Sevendys’ next session: Presidents’ Day weekend in sunny LA. Chuck Rainey will be joining us once again, along with a few other surprise guests. The venue: EastWest Studio Three, where The Mamas & The Papas used to record… and the Beach Boys created Pet Sounds. We’re pretty psyched!

Here’s Collider performing “California Sun” live at CBGB, December 17, 1999, at an event called the Ramones Cyberpunk Blitz. [The Blitz was technically the launch party for Arturo Vega's officialramones.com, which was and will always be the only website endorsed by all of the Ramones while they were alive - both ramones.com and the late band members' individual sites were developed posthumously by their families, who then strongarmed Arty into giving up the officialramones domain and changing his site's name to RamonesWorld.]

The Cyberpunk Blitz featured 10 bands doing Ramones covers and a performance by Joey. All of the participants were asked to play under a Ramones-themed pseudonym; we changed our name to Crummy Crummy Crummy Crummy Crummy Crummy Crummy Crummy Crummy Crummy Crummy Crummy Crummy Stuff for the occasion. Because we were the only band with a keyboard player, we got to do some of the more esoteric tunes – “Howling At The Moon”, “We Want The Airwaves”, “All’s Quiet On The Eastern Front”, and this one.

That’s Chris De Rosa on drums, Bonnie Bowers on bass, Sean Gould on guitar, and yours truly. Video courtesy of Chris De Rosa.

 

‘The Bowery Electric’

“The Bowery Electric” performed live at CBGB, May 19, 2002. That’s CJ Ramone, Marky Ramone, Daniel Rey and yours truly. Filmed by Mick Brin.

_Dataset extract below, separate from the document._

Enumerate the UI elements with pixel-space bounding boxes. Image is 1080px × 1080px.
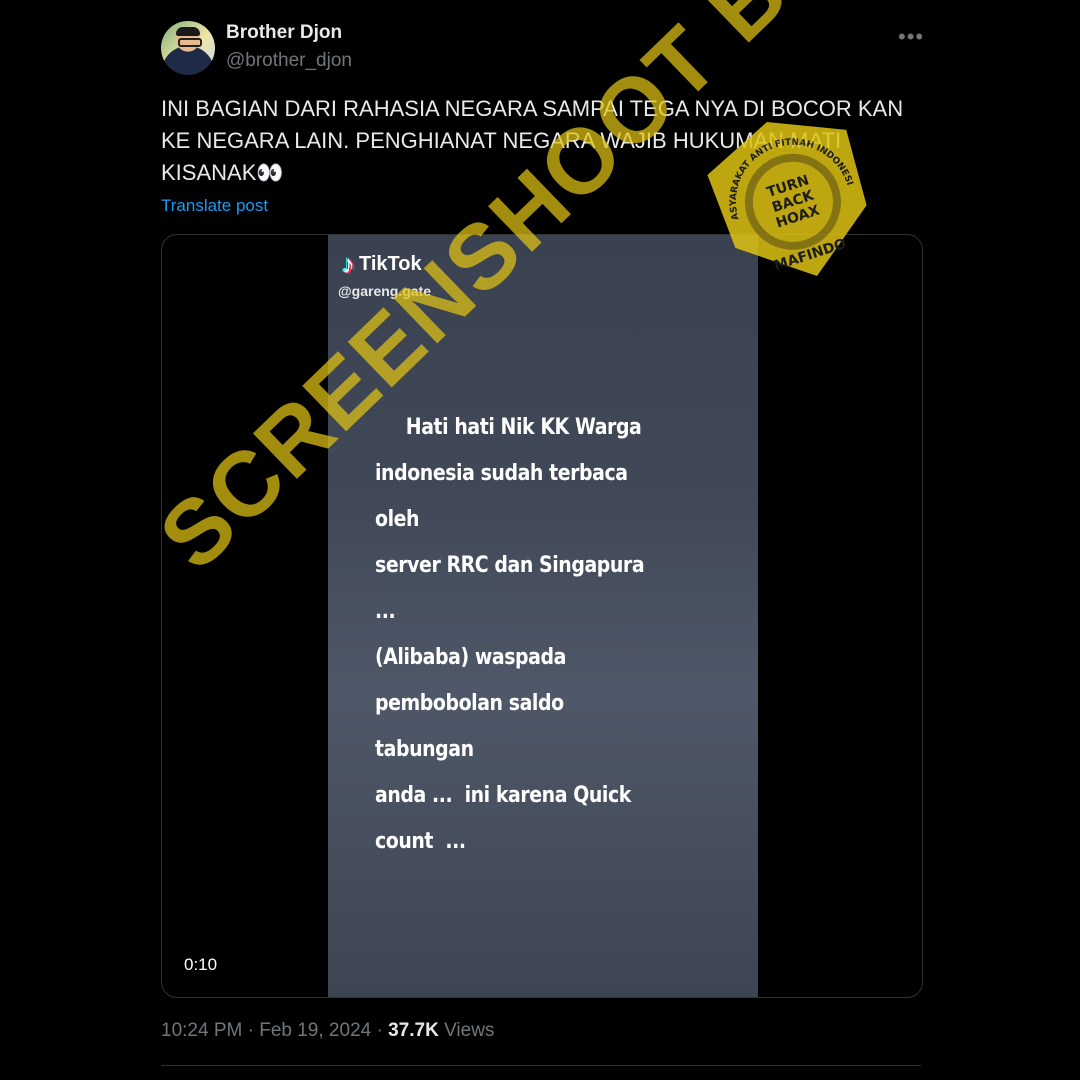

I was working at Brill Media back then, and I went to rehearse for this gig at lunchtime. I was running late and basically walked in on the Ramones, mid-song, thrashing away at full power in this tiny practice space. Amazing. After running through “Bowery Electric” a few times, we called it an afternoon – but on our way out we overheard David Bowie rehearsing in another room, and just stood outside the door listening, in awe, for like ten minutes. Then Marky gave me a lift back to work. Nobody at Brill’s had any idea how that production schlep in the corner spent his lunch break.